When game day dawned in Title Town the only thing clear was that it would be nothing like that warm, sunny fall afternoon in Ann Arbor 12 years ago.

Driving rain had ceased just a few hours before kickoff, and beneath thick grey clouds temperatures dropped as winds picked up steadily throughout the game, which was as Vegas oddsmakers predicted an utter blowout. 

Alabama racked up 231 yards on the ground and 310 in the air en route to a 66-3 trouncing of Western Carolina University. Western managed just 179 total yards of total offense along with five turnovers. 

Four of those were interceptions thrown by Catamounts quarterback Tyrie Adams, who faced intense pressure all day and was sacked four times.

“We showed at times that we can move the ball,” said Adams from the locker room after the game. “We put together some really good drives. We just weren’t able to finish unfortunately, due to turnovers and just being careless with the ball at times. That can get you in trouble when you play a school like this.”

Alabama capitalized on two of those interceptions in the first quarter and shot out to a 17-0 lead, but widened that to 38-0 by the half on the strength of three TD passes by the injured quarterback Tua Tagovailoa’s backup, sophomore Mac Jones. 

The second half saw the Cats, playing their last game of the season, finally get on the board with a 38-yard field goal by Julian Pietz. Other than that it was all Alabama, who added four more scores including a career-first touchdown toss by Tua Tagovailoa’s younger brother Taulia.

WCU’s Caleb Ferguson didn’t see any snaps at running back, but was on the receiving end of almost every one of Alabama’s kickoffs after scores. 

“We could have performed better coming out of the first quarter,” said Ferguson. “We had too many turnovers to begin with, but I’d say overall we did the best we could. We kept fighting throughout the fourth quarter and we played for our seniors today, so we just gave our all for them.”

Adams, in his last game as a Catamount, thinks it was an important learning opportunity for his teammates who will return next year. 

“The biggest thing I think that I’d be able to transfer to the people that’s coming up is that they never quit, that they never stop fighting no matter what,” he said. “I think you’ve seen that late in the season with this team, we kept fighting, got some late wins even though nothing was going our way. That’s a characteristic that you can teach and it’s contagious. I wish the best of luck to the upcoming classes in Western Carolina University.”

Ferg will likely be one of those guys, and already seems to have benefitted from the advice of Speir, Holt and Adams. 

“I would say that we need to prepare for each game like we’re going to play Alabama,” he said. “If we do that, then I don’t see why we couldn’t beat anybody that we have scheduled next year.”
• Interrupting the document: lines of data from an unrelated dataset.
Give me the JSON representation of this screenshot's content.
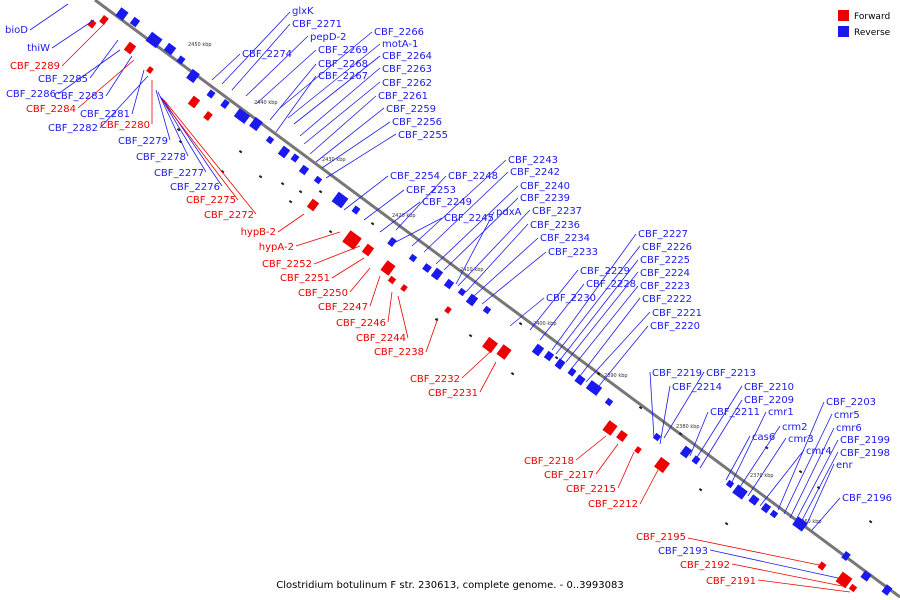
{
  "caption": "Clostridium botulinum F str. 230613, complete genome. - 0..3993083",
  "legend": [
    {
      "label": "Forward",
      "color": "#ee0000"
    },
    {
      "label": "Reverse",
      "color": "#1a1aee"
    }
  ],
  "colors": {
    "forward": "#ee0000",
    "reverse": "#1a1aee",
    "axis": "#777777"
  },
  "ticks": [
    "2450 kbp",
    "2440 kbp",
    "2430 kbp",
    "2420 kbp",
    "2410 kbp",
    "2400 kbp",
    "2390 kbp",
    "2380 kbp",
    "2370 kbp",
    "2360 kbp"
  ],
  "labels": [
    {
      "text": "bioD",
      "s": "r"
    },
    {
      "text": "thiW",
      "s": "r"
    },
    {
      "text": "CBF_2289",
      "s": "f"
    },
    {
      "text": "CBF_2285",
      "s": "r"
    },
    {
      "text": "CBF_2286",
      "s": "r"
    },
    {
      "text": "CBF_2283",
      "s": "r"
    },
    {
      "text": "CBF_2284",
      "s": "f"
    },
    {
      "text": "CBF_2281",
      "s": "r"
    },
    {
      "text": "CBF_2282",
      "s": "r"
    },
    {
      "text": "CBF_2280",
      "s": "f"
    },
    {
      "text": "CBF_2279",
      "s": "r"
    },
    {
      "text": "CBF_2278",
      "s": "r"
    },
    {
      "text": "CBF_2277",
      "s": "r"
    },
    {
      "text": "CBF_2276",
      "s": "r"
    },
    {
      "text": "CBF_2275",
      "s": "f"
    },
    {
      "text": "CBF_2272",
      "s": "f"
    },
    {
      "text": "hypB-2",
      "s": "f"
    },
    {
      "text": "hypA-2",
      "s": "f"
    },
    {
      "text": "CBF_2252",
      "s": "f"
    },
    {
      "text": "CBF_2251",
      "s": "f"
    },
    {
      "text": "CBF_2250",
      "s": "f"
    },
    {
      "text": "CBF_2247",
      "s": "f"
    },
    {
      "text": "CBF_2246",
      "s": "f"
    },
    {
      "text": "CBF_2244",
      "s": "f"
    },
    {
      "text": "CBF_2238",
      "s": "f"
    },
    {
      "text": "CBF_2232",
      "s": "f"
    },
    {
      "text": "CBF_2231",
      "s": "f"
    },
    {
      "text": "CBF_2218",
      "s": "f"
    },
    {
      "text": "CBF_2217",
      "s": "f"
    },
    {
      "text": "CBF_2215",
      "s": "f"
    },
    {
      "text": "CBF_2212",
      "s": "f"
    },
    {
      "text": "CBF_2195",
      "s": "f"
    },
    {
      "text": "CBF_2193",
      "s": "r"
    },
    {
      "text": "CBF_2192",
      "s": "f"
    },
    {
      "text": "CBF_2191",
      "s": "f"
    },
    {
      "text": "glxK",
      "s": "r"
    },
    {
      "text": "CBF_2271",
      "s": "r"
    },
    {
      "text": "CBF_2274",
      "s": "r"
    },
    {
      "text": "pepD-2",
      "s": "r"
    },
    {
      "text": "CBF_2266",
      "s": "r"
    },
    {
      "text": "CBF_2269",
      "s": "r"
    },
    {
      "text": "motA-1",
      "s": "r"
    },
    {
      "text": "CBF_2268",
      "s": "r"
    },
    {
      "text": "CBF_2264",
      "s": "r"
    },
    {
      "text": "CBF_2267",
      "s": "r"
    },
    {
      "text": "CBF_2263",
      "s": "r"
    },
    {
      "text": "CBF_2262",
      "s": "r"
    },
    {
      "text": "CBF_2261",
      "s": "r"
    },
    {
      "text": "CBF_2259",
      "s": "r"
    },
    {
      "text": "CBF_2256",
      "s": "r"
    },
    {
      "text": "CBF_2255",
      "s": "r"
    },
    {
      "text": "CBF_2243",
      "s": "r"
    },
    {
      "text": "CBF_2254",
      "s": "r"
    },
    {
      "text": "CBF_2248",
      "s": "r"
    },
    {
      "text": "CBF_2242",
      "s": "r"
    },
    {
      "text": "CBF_2253",
      "s": "r"
    },
    {
      "text": "CBF_2240",
      "s": "r"
    },
    {
      "text": "CBF_2249",
      "s": "r"
    },
    {
      "text": "CBF_2239",
      "s": "r"
    },
    {
      "text": "pdxA",
      "s": "r"
    },
    {
      "text": "CBF_2237",
      "s": "r"
    },
    {
      "text": "CBF_2245",
      "s": "r"
    },
    {
      "text": "CBF_2236",
      "s": "r"
    },
    {
      "text": "CBF_2234",
      "s": "r"
    },
    {
      "text": "CBF_2233",
      "s": "r"
    },
    {
      "text": "CBF_2227",
      "s": "r"
    },
    {
      "text": "CBF_2226",
      "s": "r"
    },
    {
      "text": "CBF_2225",
      "s": "r"
    },
    {
      "text": "CBF_2229",
      "s": "r"
    },
    {
      "text": "CBF_2224",
      "s": "r"
    },
    {
      "text": "CBF_2228",
      "s": "r"
    },
    {
      "text": "CBF_2223",
      "s": "r"
    },
    {
      "text": "CBF_2230",
      "s": "r"
    },
    {
      "text": "CBF_2222",
      "s": "r"
    },
    {
      "text": "CBF_2221",
      "s": "r"
    },
    {
      "text": "CBF_2220",
      "s": "r"
    },
    {
      "text": "CBF_2219",
      "s": "r"
    },
    {
      "text": "CBF_2213",
      "s": "r"
    },
    {
      "text": "CBF_2214",
      "s": "r"
    },
    {
      "text": "CBF_2210",
      "s": "r"
    },
    {
      "text": "CBF_2209",
      "s": "r"
    },
    {
      "text": "CBF_2211",
      "s": "r"
    },
    {
      "text": "cmr1",
      "s": "r"
    },
    {
      "text": "crm2",
      "s": "r"
    },
    {
      "text": "cas6",
      "s": "r"
    },
    {
      "text": "cmr3",
      "s": "r"
    },
    {
      "text": "cmr4",
      "s": "r"
    },
    {
      "text": "CBF_2203",
      "s": "r"
    },
    {
      "text": "cmr5",
      "s": "r"
    },
    {
      "text": "cmr6",
      "s": "r"
    },
    {
      "text": "CBF_2199",
      "s": "r"
    },
    {
      "text": "CBF_2198",
      "s": "r"
    },
    {
      "text": "enr",
      "s": "r"
    },
    {
      "text": "CBF_2196",
      "s": "r"
    }
  ]
}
Newly-minted WCU Chancellor Kelli Brown took in the game along with a less-than-capacity crowd that was still probably larger than WCU would see at every home game in Cullowhee combined. Uninterested in the unseasonable weather, the lackluster opponent, the backup quarterback and the unusually uncertain playoff picture, maybe 40,000 people stayed home, or stayed at their tailgates. 

“It’s great for our young men to be able to play a team like the University of Alabama. It brings great exposure to not only Western Carolina University, but also our fans get to experience something like this,” said Brown, from a Bryant-Denny skybox right next to the WCU radio crew. “We’ve got fans here from all over. They’ve driven in from Nashville, Tennessee, from Georgia, from North Carolina, to be able to be here to see our Catamounts play.”
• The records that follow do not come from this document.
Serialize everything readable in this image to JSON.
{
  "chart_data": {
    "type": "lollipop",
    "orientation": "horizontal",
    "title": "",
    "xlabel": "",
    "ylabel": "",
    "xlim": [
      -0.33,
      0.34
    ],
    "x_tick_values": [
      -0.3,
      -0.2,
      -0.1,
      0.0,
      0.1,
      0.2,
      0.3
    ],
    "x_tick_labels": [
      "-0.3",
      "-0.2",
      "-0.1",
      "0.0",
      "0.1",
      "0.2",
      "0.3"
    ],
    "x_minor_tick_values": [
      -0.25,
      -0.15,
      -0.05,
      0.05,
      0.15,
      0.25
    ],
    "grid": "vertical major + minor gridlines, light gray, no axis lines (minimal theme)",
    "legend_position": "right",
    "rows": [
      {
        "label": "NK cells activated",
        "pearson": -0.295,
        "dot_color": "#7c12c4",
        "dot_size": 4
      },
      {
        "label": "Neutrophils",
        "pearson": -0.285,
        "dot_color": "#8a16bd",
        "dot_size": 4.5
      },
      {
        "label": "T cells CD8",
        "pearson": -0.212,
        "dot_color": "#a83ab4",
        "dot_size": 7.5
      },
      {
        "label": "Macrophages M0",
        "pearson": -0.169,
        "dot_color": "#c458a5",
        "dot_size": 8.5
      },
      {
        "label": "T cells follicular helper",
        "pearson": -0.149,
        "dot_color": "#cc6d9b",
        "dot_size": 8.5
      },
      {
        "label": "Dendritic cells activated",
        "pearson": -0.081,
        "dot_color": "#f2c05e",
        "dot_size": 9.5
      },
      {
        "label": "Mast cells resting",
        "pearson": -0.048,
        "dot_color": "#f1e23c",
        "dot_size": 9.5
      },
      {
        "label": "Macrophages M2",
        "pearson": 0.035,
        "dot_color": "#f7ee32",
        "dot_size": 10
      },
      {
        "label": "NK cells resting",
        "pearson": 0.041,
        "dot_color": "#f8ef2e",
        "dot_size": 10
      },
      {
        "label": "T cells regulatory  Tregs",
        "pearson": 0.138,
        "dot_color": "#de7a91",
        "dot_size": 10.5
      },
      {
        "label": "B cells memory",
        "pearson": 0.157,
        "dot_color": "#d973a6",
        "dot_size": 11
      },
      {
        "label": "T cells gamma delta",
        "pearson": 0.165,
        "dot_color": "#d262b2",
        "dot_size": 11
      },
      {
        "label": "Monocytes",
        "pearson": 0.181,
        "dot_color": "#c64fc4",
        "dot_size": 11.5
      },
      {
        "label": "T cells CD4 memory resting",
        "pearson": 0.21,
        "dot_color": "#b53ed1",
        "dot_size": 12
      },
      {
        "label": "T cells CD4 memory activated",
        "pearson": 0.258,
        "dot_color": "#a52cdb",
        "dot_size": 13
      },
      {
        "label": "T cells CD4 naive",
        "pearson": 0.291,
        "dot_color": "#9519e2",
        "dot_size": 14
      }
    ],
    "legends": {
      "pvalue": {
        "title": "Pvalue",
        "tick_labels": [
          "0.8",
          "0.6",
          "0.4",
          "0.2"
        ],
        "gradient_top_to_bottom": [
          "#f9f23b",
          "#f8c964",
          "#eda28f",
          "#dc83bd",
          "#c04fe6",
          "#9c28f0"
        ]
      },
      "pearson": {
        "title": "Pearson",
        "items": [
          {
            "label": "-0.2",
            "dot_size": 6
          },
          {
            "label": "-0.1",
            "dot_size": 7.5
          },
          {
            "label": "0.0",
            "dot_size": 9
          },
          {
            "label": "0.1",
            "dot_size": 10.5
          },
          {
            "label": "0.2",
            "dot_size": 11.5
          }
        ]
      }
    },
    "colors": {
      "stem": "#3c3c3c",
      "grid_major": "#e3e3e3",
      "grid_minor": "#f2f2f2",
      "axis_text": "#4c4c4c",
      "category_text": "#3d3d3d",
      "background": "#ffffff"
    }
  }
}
After the game, the Cats’ busses received a police escort eastbound onto Interstate 20 for the five-hour ride back to Cullowhee with that great big check and all those experiences, all those memories made earlier that day in Title Town. 
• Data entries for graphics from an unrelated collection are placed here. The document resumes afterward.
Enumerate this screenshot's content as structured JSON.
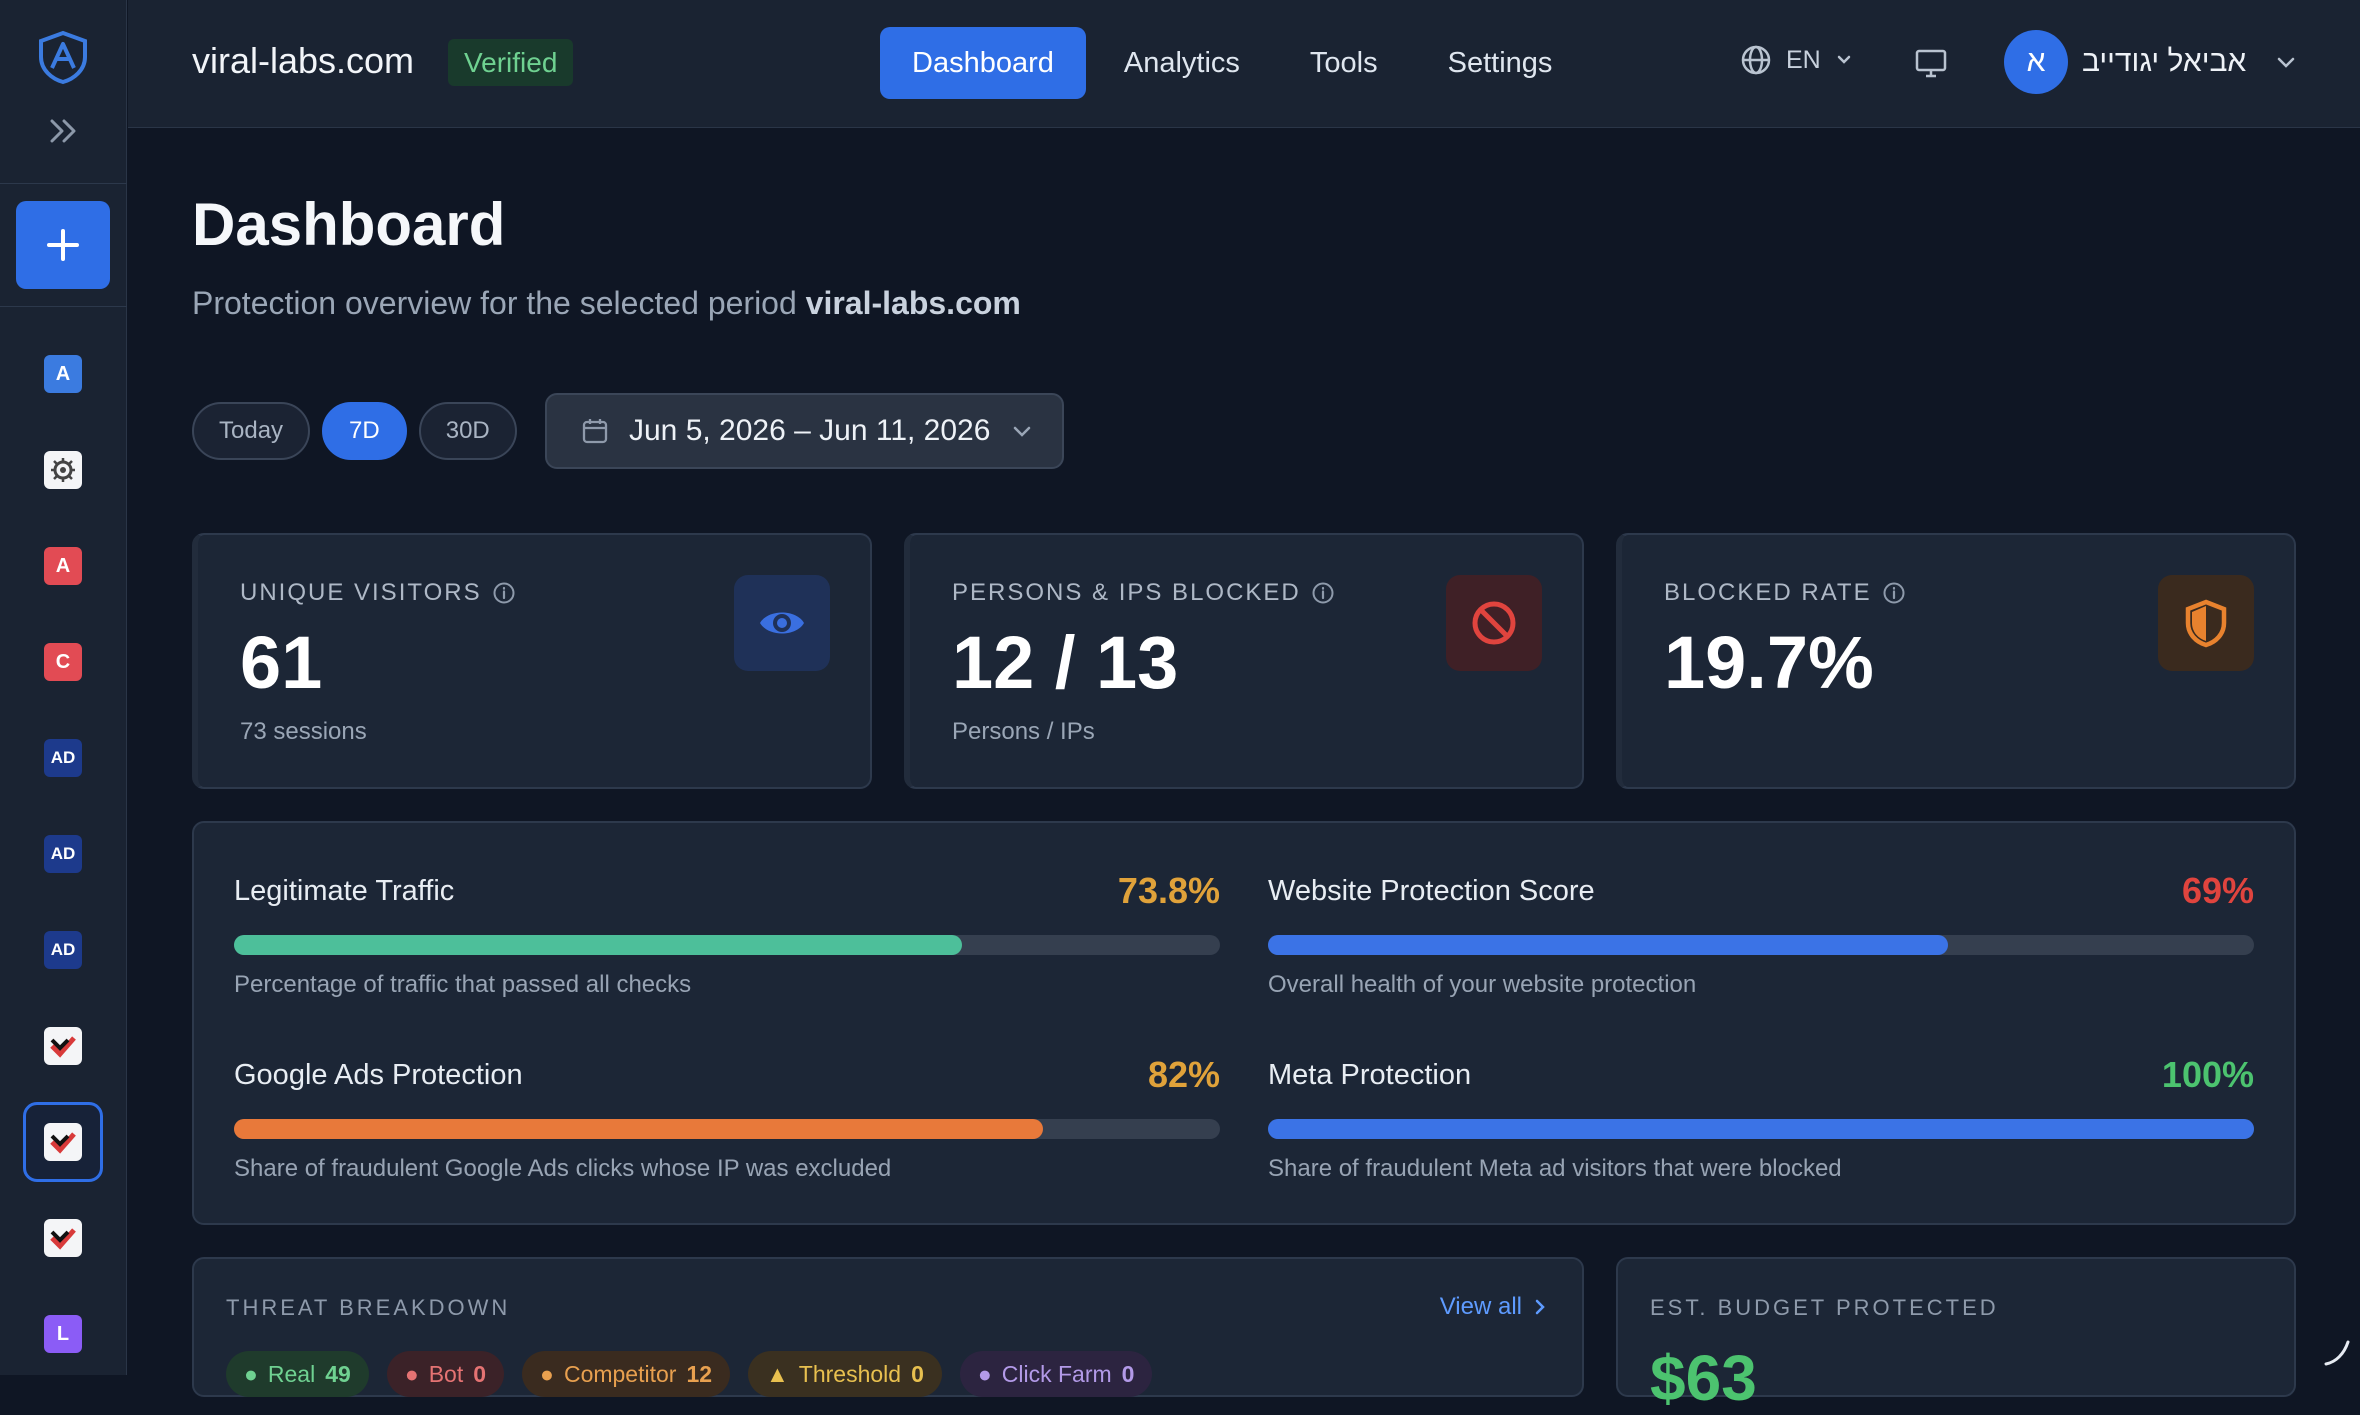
{
  "header": {
    "site_name": "viral-labs.com",
    "verified_badge": "Verified",
    "nav": [
      "Dashboard",
      "Analytics",
      "Tools",
      "Settings"
    ],
    "active_nav": "Dashboard",
    "language": "EN",
    "user": {
      "initial": "א",
      "name": "אביאל יגודייב"
    }
  },
  "sidebar": {
    "items": [
      {
        "label": "A",
        "color": "#3b7be0"
      },
      {
        "label": "",
        "color": "#f4f5f7",
        "icon": "gear-badge-icon"
      },
      {
        "label": "A",
        "color": "#e24b54"
      },
      {
        "label": "C",
        "color": "#e24b54"
      },
      {
        "label": "AD",
        "color": "#1d3a8c"
      },
      {
        "label": "AD",
        "color": "#1d3a8c"
      },
      {
        "label": "AD",
        "color": "#1d3a8c"
      },
      {
        "label": "",
        "color": "#f4f5f7",
        "icon": "checkmark-logo-icon"
      },
      {
        "label": "",
        "color": "#f4f5f7",
        "icon": "checkmark-logo-icon",
        "active": true
      },
      {
        "label": "",
        "color": "#f4f5f7",
        "icon": "checkmark-logo-icon"
      },
      {
        "label": "L",
        "color": "#8b5cf6"
      }
    ]
  },
  "page": {
    "title": "Dashboard",
    "subtitle": "Protection overview for the selected period",
    "subtitle_site": "viral-labs.com",
    "periods": [
      "Today",
      "7D",
      "30D"
    ],
    "active_period": "7D",
    "date_range": "Jun 5, 2026 – Jun 11, 2026"
  },
  "stats": {
    "visitors": {
      "label": "UNIQUE VISITORS",
      "value": "61",
      "sub": "73 sessions"
    },
    "blocked": {
      "label": "PERSONS & IPS BLOCKED",
      "value": "12 / 13",
      "sub": "Persons / IPs"
    },
    "rate": {
      "label": "BLOCKED RATE",
      "value": "19.7%"
    }
  },
  "metrics": {
    "legit": {
      "title": "Legitimate Traffic",
      "value": "73.8%",
      "fraction": 0.738,
      "desc": "Percentage of traffic that passed all checks",
      "color": "#4dbf9a",
      "value_color": "#e0a23a"
    },
    "score": {
      "title": "Website Protection Score",
      "value": "69%",
      "fraction": 0.69,
      "desc": "Overall health of your website protection",
      "color": "#3b73e6",
      "value_color": "#e0443e"
    },
    "google": {
      "title": "Google Ads Protection",
      "value": "82%",
      "fraction": 0.82,
      "desc": "Share of fraudulent Google Ads clicks whose IP was excluded",
      "color": "#e8793a",
      "value_color": "#e0a23a"
    },
    "meta": {
      "title": "Meta Protection",
      "value": "100%",
      "fraction": 1.0,
      "desc": "Share of fraudulent Meta ad visitors that were blocked",
      "color": "#3b73e6",
      "value_color": "#4cc36f"
    }
  },
  "threats": {
    "title": "THREAT BREAKDOWN",
    "view_all": "View all",
    "chips": [
      {
        "label": "Real",
        "count": "49"
      },
      {
        "label": "Bot",
        "count": "0"
      },
      {
        "label": "Competitor",
        "count": "12"
      },
      {
        "label": "Threshold",
        "count": "0"
      },
      {
        "label": "Click Farm",
        "count": "0"
      }
    ]
  },
  "budget": {
    "title": "EST. BUDGET PROTECTED",
    "value": "$63"
  }
}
No matter how valuable all those things may be to some, they don’t mean quite as much to the young men who have spent their lives playing a game they love, a game they play to win. 

“It’s not going to be a lot of playing on the bus,” Adams said. “I don’t think it’ll be too uptight, but it’s still not going to be a lot of playing around and everything because we still lost a football game, no matter who we played. We still lost a football game at the end of the day.”